Je n’essaierai pas de défendre le texte[2] que vous avez refusé. Si vous étiez catholique, je ne résisterais pas à la tentation de vous montrer que l’esprit qui inspirait mon article, et qui vous a choqué, n’est pas autre chose que l’esprit chrétien pur et simple ; je crois que cela ne me serait pas difficile. Mais je n’ai pas lieu d’user de tels arguments avec vous. D’ailleurs je ne veux pas discuter. Vous êtes le chef, et n’avez pas à rendre compte de vos décisions.

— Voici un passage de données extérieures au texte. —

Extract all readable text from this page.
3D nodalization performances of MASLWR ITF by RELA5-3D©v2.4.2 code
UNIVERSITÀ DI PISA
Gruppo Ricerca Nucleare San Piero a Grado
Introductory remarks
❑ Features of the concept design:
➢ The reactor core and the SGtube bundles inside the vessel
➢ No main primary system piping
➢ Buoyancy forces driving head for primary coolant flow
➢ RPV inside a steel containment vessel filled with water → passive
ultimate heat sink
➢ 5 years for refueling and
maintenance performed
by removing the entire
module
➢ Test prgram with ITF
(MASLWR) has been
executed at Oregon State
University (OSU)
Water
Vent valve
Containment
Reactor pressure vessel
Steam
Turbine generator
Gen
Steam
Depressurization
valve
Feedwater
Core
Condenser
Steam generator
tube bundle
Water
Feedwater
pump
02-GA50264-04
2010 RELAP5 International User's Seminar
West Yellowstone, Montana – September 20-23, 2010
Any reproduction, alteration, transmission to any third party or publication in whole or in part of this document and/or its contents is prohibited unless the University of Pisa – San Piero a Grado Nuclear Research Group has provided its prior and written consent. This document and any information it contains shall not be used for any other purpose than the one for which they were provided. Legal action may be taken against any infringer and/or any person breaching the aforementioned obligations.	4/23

Je veux seulement vous dire que la « tendance » qui vous a semblé inadmissible avait été développée par moi à dessein et de propos délibéré. Vous m’avez dit — je répète vos propres termes — qu’il est très difficile d’élever les ouvriers. Le premier des principes pédagogiques, c’est que pour élever quelqu’un, enfant ou adulte, il faut d’abord l’élever à ses propres yeux. C’est cent fois plus vrai encore quand le principal obstacle au développement réside dans des conditions de vie humiliantes.

Ce fait constitue pour moi le point de départ de toute tentative efficace d’action auprès des masses populaires, et surtout des ouvriers d’usine. Et, je le comprends bien, c’est précisément ce point de départ que vous n’admettez pas. Dans l’espoir de vous le faire admettre, et parce que le sort de huit cents ouvriers est entre vos mains, je m’étais fait violence pour vous dire sans réserves ce que mon expérience m’avait laissé sur le cœur. J’ai dû faire un pénible effort sur moi-même pour vous dire de ces choses qu’il est à peine supportable de confier à ses égaux, dont il est into-

  1. Cet ingénieur avait fondé une petite revue ouvrière, Entre Nous.
  2. Voir le texte à la suite de la lettre.